Etrafına bakındı. Tüpün üstünde çaydanlık, yanında ucuzundan bir bisküvi paketi. Kahvaltılık... Ayağa kalkarken parkasının altından pantolonunu çekiştirdi. Üst kata çıkan merdivene yöneldi. Cebinden el fenerini çıkartıp yaktı. Zaten ilk gününde hep yoklardı, müteahhitten emanet apartmanların artığını. Belki bir kedi sever yaşamıştır eskiden, parlak gözlü mangal kömürünün şansına biraz mama bulabilirim, diye düşündü. Eti yenmiş, iskeleti kalmış merhum apartman. Merdiven demirleri, kapı pervazları, cam, çerçeve, korkuluklar, balkon demirleri, su boruları, elektrik kabloları, mutfak dolapları, perdeler, eşyalar gidince ne kalır geriye?
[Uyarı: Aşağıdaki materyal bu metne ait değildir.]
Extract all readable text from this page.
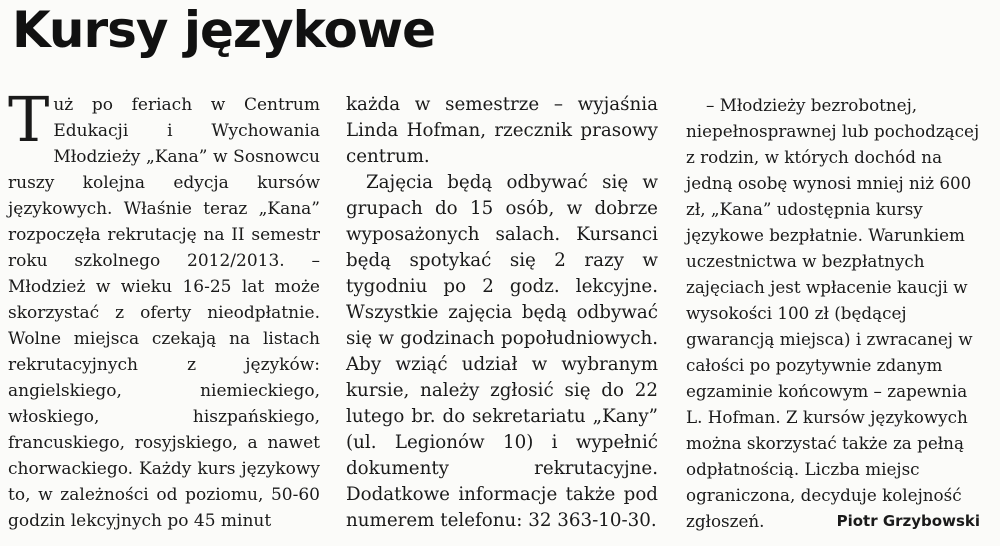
Kursy językowe
T uż po feriach w Centrum Edukacji i Wychowania Młodzieży „Kana” w Sosnowcu ruszy kolejna edycja kursów językowych. Właśnie teraz „Kana” rozpoczęła rekrutację na II semestr roku szkolnego 2012/2013. – Młodzież w wieku 16-25 lat może skorzystać z oferty nieodpłatnie. Wolne miejsca czekają na listach rekrutacyjnych z języków: angielskiego, niemieckiego, włoskiego, hiszpańskiego, francuskiego, rosyjskiego, a nawet chorwackiego. Każdy kurs językowy to, w zależności od poziomu, 50-60 godzin lekcyjnych po 45 minut

każda w semestrze – wyjaśnia Linda Hofman, rzecznik prasowy centrum.

Zajęcia będą odbywać się w grupach do 15 osób, w dobrze wyposażonych salach. Kursanci będą spotykać się 2 razy w tygodniu po 2 godz. lekcyjne. Wszystkie zajęcia będą odbywać się w godzinach popołudniowych. Aby wziąć udział w wybranym kursie, należy zgłosić się do 22 lutego br. do sekretariatu „Kany” (ul. Legionów 10) i wypełnić dokumenty rekrutacyjne. Dodatkowe informacje także pod numerem telefonu: 32 363-10-30.

– Młodzieży bezrobotnej, niepełnosprawnej lub pochodzącej z rodzin, w których dochód na jedną osobę wynosi mniej niż 600 zł, „Kana” udostępnia kursy językowe bezpłatnie. Warunkiem uczestnictwa w bezpłatnych zajęciach jest wpłacenie kaucji w wysokości 100 zł (będącej gwarancją miejsca) i zwracanej w całości po pozytywnie zdanym egzaminie końcowym – zapewnia L. Hofman. Z kursów językowych można skorzystać także za pełną odpłatnością. Liczba miejsc ograniczona, decyduje kolejność zgłoszeń.	Piotr Grzybowski
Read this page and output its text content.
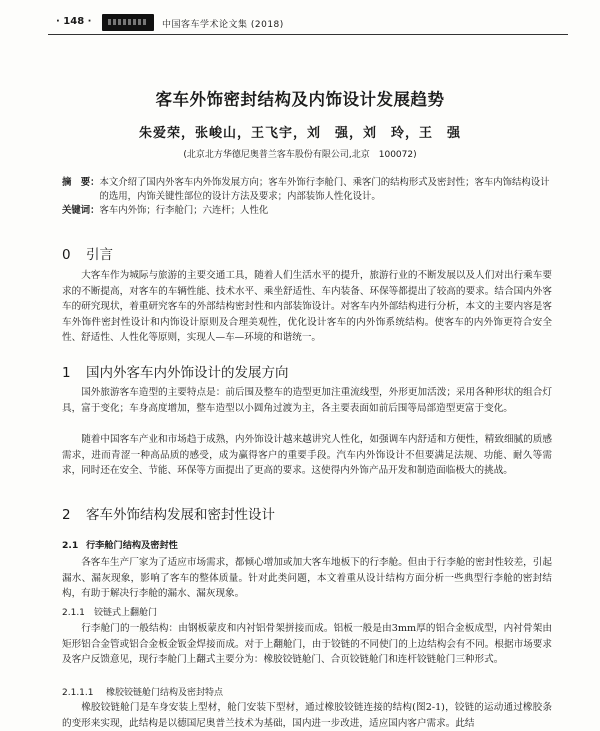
· 148 ·	中国客车学术论文集 (2018)
客车外饰密封结构及内饰设计发展趋势
朱爱荣，张峻山，王飞宇，刘　强，刘　玲，王　强
(北京北方华德尼奥普兰客车股份有限公司,北京　100072)
摘　要： 本文介绍了国内外客车内外饰发展方向；客车外饰行李舱门、乘客门的结构形式及密封性；客车内饰结构设计的选用，内饰关键性部位的设计方法及要求；内部装饰人性化设计。
关键词： 客车内外饰；行李舱门；六连杆；人性化
0 引言
大客车作为城际与旅游的主要交通工具，随着人们生活水平的提升，旅游行业的不断发展以及人们对出行乘车要求的不断提高，对客车的车辆性能、技术水平、乘坐舒适性、车内装备、环保等都提出了较高的要求。结合国内外客车的研究现状，着重研究客车的外部结构密封性和内部装饰设计。对客车内外部结构进行分析，本文的主要内容是客车外饰件密封性设计和内饰设计原则及合理美观性，优化设计客车的内外饰系统结构。使客车的内外饰更符合安全性、舒适性、人性化等原则，实现人—车—环境的和谐统一。
1 国内外客车内外饰设计的发展方向
国外旅游客车造型的主要特点是：前后围及整车的造型更加注重流线型，外形更加活泼；采用各种形状的组合灯具，富于变化；车身高度增加，整车造型以小圆角过渡为主，各主要表面如前后围等局部造型更富于变化。
随着中国客车产业和市场趋于成熟，内外饰设计越来越讲究人性化，如强调车内舒适和方便性，精致细腻的质感需求，进而青涩一种高品质的感受，成为赢得客户的重要手段。汽车内外饰设计不但要满足法规、功能、耐久等需求，同时还在安全、节能、环保等方面提出了更高的要求。这使得内外饰产品开发和制造面临极大的挑战。
2 客车外饰结构发展和密封性设计
2.1 行李舱门结构及密封性
各客车生产厂家为了适应市场需求，都倾心增加或加大客车地板下的行李舱。但由于行李舱的密封性较差，引起漏水、漏灰现象，影响了客车的整体质量。针对此类问题，本文着重从设计结构方面分析一些典型行李舱的密封结构，有助于解决行李舱的漏水、漏灰现象。
2.1.1 铰链式上翻舱门
行李舱门的一般结构：由钢板蒙皮和内衬铝骨架拼接而成。铝板一般是由3mm厚的铝合金板成型，内衬骨架由矩形铝合金管或铝合金板金钣金焊接而成。对于上翻舱门，由于铰链的不同使门的上边结构会有不同。根据市场要求及客户反馈意见，现行李舱门上翻式主要分为：橡胶铰链舱门、合页铰链舱门和连杆铰链舱门三种形式。
2.1.1.1 橡胶铰链舱门结构及密封特点
橡胶铰链舱门是车身安装上型材，舱门安装下型材，通过橡胶铰链连接的结构(图2-1)，铰链的运动通过橡胶条的变形来实现，此结构是以德国尼奥普兰技术为基础，国内进一步改进，适应国内客户需求。此结
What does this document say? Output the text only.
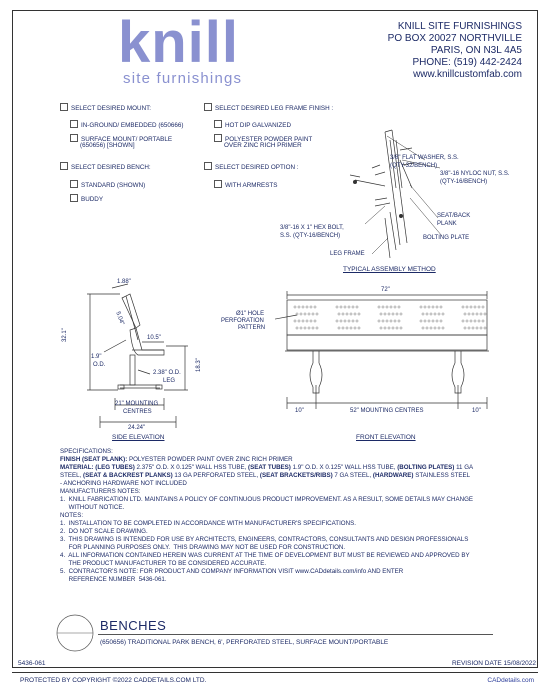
knill
site furnishings
KNILL SITE FURNISHINGS
PO BOX 20027 NORTHVILLE
PARIS, ON N3L 4A5
PHONE: (519) 442-2424
www.knillcustomfab.com
SELECT DESIRED MOUNT:
IN-GROUND/ EMBEDDED (650666)
SURFACE MOUNT/ PORTABLE
(650656) [SHOWN]
SELECT DESIRED BENCH:
STANDARD (SHOWN)
BUDDY
SELECT DESIRED LEG FRAME FINISH :
HOT DIP GALVANIZED
POLYESTER POWDER PAINT
OVER ZINC RICH PRIMER
SELECT DESIRED OPTION :
WITH ARMRESTS
3/8" FLAT WASHER, S.S.
(QTY-32/BENCH)
3/8"-16 NYLOC NUT, S.S.
(QTY-16/BENCH)
SEAT/BACK
PLANK
BOLTING PLATE
3/8"-16 X 1" HEX BOLT,
S.S. (QTY-16/BENCH)
LEG FRAME
TYPICAL ASSEMBLY METHOD
1.88"
5.04"
10.5"
32.1"
18.3"
1.9"
O.D.
2.38" O.D.
LEG
21" MOUNTING
CENTRES
24.24"
SIDE ELEVATION
72"
Ø1" HOLE
PERFORATION
PATTERN
10"	52" MOUNTING CENTRES	10"
FRONT ELEVATION
SPECIFICATIONS:
FINISH (SEAT PLANK): POLYESTER POWDER PAINT OVER ZINC RICH PRIMER
MATERIAL: (LEG TUBES) 2.375" O.D. X 0.125" WALL HSS TUBE, (SEAT TUBES) 1.9" O.D. X 0.125" WALL HSS TUBE, (BOLTING PLATES) 11 GA
STEEL, (SEAT & BACKREST PLANKS) 13 GA PERFORATED STEEL, (SEAT BRACKETS/RIBS) 7 GA STEEL, (HARDWARE) STAINLESS STEEL
- ANCHORING HARDWARE NOT INCLUDED
MANUFACTURERS NOTES:
1.  KNILL FABRICATION LTD. MAINTAINS A POLICY OF CONTINUOUS PRODUCT IMPROVEMENT. AS A RESULT, SOME DETAILS MAY CHANGE
WITHOUT NOTICE.
NOTES:
1.  INSTALLATION TO BE COMPLETED IN ACCORDANCE WITH MANUFACTURER'S SPECIFICATIONS.
2.  DO NOT SCALE DRAWING.
3.  THIS DRAWING IS INTENDED FOR USE BY ARCHITECTS, ENGINEERS, CONTRACTORS, CONSULTANTS AND DESIGN PROFESSIONALS
FOR PLANNING PURPOSES ONLY.  THIS DRAWING MAY NOT BE USED FOR CONSTRUCTION.
4.  ALL INFORMATION CONTAINED HEREIN WAS CURRENT AT THE TIME OF DEVELOPMENT BUT MUST BE REVIEWED AND APPROVED BY
THE PRODUCT MANUFACTURER TO BE CONSIDERED ACCURATE.
5.  CONTRACTOR'S NOTE: FOR PRODUCT AND COMPANY INFORMATION VISIT www.CADdetails.com/info AND ENTER
REFERENCE NUMBER  5436-061.
BENCHES
(650656) TRADITIONAL PARK BENCH, 6', PERFORATED STEEL, SURFACE MOUNT/PORTABLE
5436-061	REVISION DATE 15/08/2022
PROTECTED BY COPYRIGHT ©2022 CADDETAILS.COM LTD.	CADdetails.com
“Tüh, neden fenerin pilini erkenden istemedim ki, Ahmet Bey’den?”
Kirli sarı ışık ikinci katın mutfak tezgahının altını aydınlattı. Karınca yemi, bir paket lavabo-aç, iki eski plastik kap gördü. Önemsemedi. Taşınırken köşelerde, kuytularda unutulurdu, bırakılırdı, önemsiz şeyler. Karşı eve girdiğinde içindekilerin hiçbir zaman fark edemediği sinmiş kedi sidiği kokusunu aldı. Belki bir iki parça kedi maması bulurdu. Koridora baktı, balkona çıktı, son bir şans. Bulamadı.
“Tüh. Yarına biraz toplarım sokak kaldırımlarına bırakılanlardan.”
Üçüncü kata çıktı. Dipteki bir odada mavi, pelüş bir balık oyuncak buldu, terkedilmiş, bırakılmış. Tüh, canlı olsaydın mangal kömürünündün sen, dedi içinden. Tuvaletin içinde çıplak kalmış alafranga taşı parladı ışıkla. Gelmişken... diye düşündü. Feneri kolunun arasına sıkıştırdı. Azıcık pantolonunun önüne doğru eğildi. Birkaç kat kumaşın derinlerinden onu ucundan tutup çıkardı. Rahatlayıp, özensizce yerine itti. Fenerin canı azdı. “Tüh, tüh, tüh.” dedi.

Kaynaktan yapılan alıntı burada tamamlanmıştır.